Die Hauptschwierigkeit gegen die Ausführung des Deportationssystems ist nicht der Geldaufwand. Chateauneuf berechnet, daß die Gefangenen in Frankreich jährlich 11 Millionen kosten, ohne daß man eine productive Arbeit von ihnen erhielte. Angenommen, daß die Arbeit eines Deportirten in den Kolonien gleich sey der Arbeit eines Negers, und daß der erste Transport aus 5,000 Verurtheilten bestehe, so ist im Verlauf einiger Jahre der Ertrag ihrer Arbeit 2,500,000 Fr.; und wenn ihre Anzahl auf 10,000 gebracht wird, 5,000,000 Fr., eine Summe, die hinreicht, um die Kosten der Niederlassung zu decken. Schwieriger ist es den Ort zu bestimmen, wo Frankreich seine Deportirten-Colonie errichten könnte. Chateauneuf wagt keinen Vorschlag deshalb zu machen. Indessen ist die Deportation in den Gesetzbüchern des Staats als Strafe ausgesprochen. Die Gerichte erkennen auf sie, und so entsteht die bizarre und grausame Anomalie, daß die Unglücklichen, die auf einen fremden Boden gebracht werden sollten, fortwährend in den Kerkern von Mont S. Michel seufzen.


  1. 1821 bestand die Bevölkerung von Vandiemensland aus 7185 Individuen; darunter waren 3246 freie Kolonisten, und 3939 Verbrecher.
  2. 1825 wurde Neuseeland von einer brittischen Handelsgesellschaft wegen des Flachsbaus (phormium tenax) colonisirt.
  3. Auf Vandiemensland ist die Schafzucht stärker; es fanden sich 1821 daselbst 174,178 Stück, den Emancipirten, und 87,390 Stück den freiwillig Eingewanderten gehörig. Mit jedem nach Neuholland abgehenden Schiff werden Schafe von spanischer und sächsischer Race dahin abgeschickt.

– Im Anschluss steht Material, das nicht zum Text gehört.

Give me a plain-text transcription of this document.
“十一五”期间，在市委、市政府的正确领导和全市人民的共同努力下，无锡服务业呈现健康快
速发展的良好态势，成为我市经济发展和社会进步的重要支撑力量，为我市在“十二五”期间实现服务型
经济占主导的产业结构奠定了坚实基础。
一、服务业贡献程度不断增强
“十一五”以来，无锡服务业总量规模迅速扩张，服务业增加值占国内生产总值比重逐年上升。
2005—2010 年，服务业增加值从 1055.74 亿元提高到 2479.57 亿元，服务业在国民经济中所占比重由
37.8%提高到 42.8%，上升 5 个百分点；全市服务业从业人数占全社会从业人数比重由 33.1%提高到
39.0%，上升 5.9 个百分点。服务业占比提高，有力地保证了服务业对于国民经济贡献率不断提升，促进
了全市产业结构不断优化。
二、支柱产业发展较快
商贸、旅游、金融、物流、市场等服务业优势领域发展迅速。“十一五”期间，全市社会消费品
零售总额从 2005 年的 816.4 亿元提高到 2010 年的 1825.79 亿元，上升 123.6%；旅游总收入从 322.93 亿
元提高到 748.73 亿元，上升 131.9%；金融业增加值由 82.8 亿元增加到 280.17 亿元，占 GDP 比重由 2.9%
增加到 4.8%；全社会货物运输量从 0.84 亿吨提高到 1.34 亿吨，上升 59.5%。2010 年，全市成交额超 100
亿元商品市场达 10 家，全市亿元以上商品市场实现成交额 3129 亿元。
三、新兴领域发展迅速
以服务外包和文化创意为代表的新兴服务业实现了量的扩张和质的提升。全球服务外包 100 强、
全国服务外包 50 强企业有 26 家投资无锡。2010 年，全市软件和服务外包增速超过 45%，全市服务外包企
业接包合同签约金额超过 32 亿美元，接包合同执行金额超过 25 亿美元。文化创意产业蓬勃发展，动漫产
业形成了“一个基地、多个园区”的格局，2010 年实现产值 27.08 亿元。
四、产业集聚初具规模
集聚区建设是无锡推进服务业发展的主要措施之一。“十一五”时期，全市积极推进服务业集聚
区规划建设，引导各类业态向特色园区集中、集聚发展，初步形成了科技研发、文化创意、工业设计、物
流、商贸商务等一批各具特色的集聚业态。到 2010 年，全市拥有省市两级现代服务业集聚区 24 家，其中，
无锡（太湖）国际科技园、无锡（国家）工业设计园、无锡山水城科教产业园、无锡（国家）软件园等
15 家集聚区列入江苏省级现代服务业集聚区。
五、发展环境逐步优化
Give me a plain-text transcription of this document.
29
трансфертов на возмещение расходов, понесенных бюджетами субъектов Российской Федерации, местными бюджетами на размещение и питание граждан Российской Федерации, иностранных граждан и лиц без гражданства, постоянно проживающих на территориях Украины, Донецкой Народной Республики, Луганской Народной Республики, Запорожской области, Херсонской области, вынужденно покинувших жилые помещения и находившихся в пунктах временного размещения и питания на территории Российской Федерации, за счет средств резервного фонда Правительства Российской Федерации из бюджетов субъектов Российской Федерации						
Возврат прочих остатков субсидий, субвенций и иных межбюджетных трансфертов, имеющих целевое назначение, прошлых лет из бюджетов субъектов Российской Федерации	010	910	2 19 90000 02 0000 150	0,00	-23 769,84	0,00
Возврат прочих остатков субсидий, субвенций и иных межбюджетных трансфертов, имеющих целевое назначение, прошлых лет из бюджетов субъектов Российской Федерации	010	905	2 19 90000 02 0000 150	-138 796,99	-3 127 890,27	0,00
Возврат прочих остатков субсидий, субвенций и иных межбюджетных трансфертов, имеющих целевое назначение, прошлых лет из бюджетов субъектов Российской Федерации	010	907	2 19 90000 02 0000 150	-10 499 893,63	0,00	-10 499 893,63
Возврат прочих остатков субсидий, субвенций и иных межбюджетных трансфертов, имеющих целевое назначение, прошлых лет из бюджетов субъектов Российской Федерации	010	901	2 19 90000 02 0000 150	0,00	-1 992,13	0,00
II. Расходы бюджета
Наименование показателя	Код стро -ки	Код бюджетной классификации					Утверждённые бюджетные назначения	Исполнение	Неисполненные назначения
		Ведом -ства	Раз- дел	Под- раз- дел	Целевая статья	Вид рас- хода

  4. Die Zeit des Verzinsens ist nicht mehr fern. Die australische Ackerbaugesellschaft mit einem Kapital von 1,000,000 Pf. in 10,000 Aktien von 100 Pf., 1824 errichtet, welcher die Regierung 1,000,000 Morgen Landes überläßt, unter der Bedingung, die Schafe, Wein- und Oel-Kultur zu befördern, soll das übrige thun. England hofft seinen Bedarf an feiner Wolle, jährlich für 20,000,000 Pf., statt aus Deutschland und Spanien, bald (?) aus Australien beziehen zu können.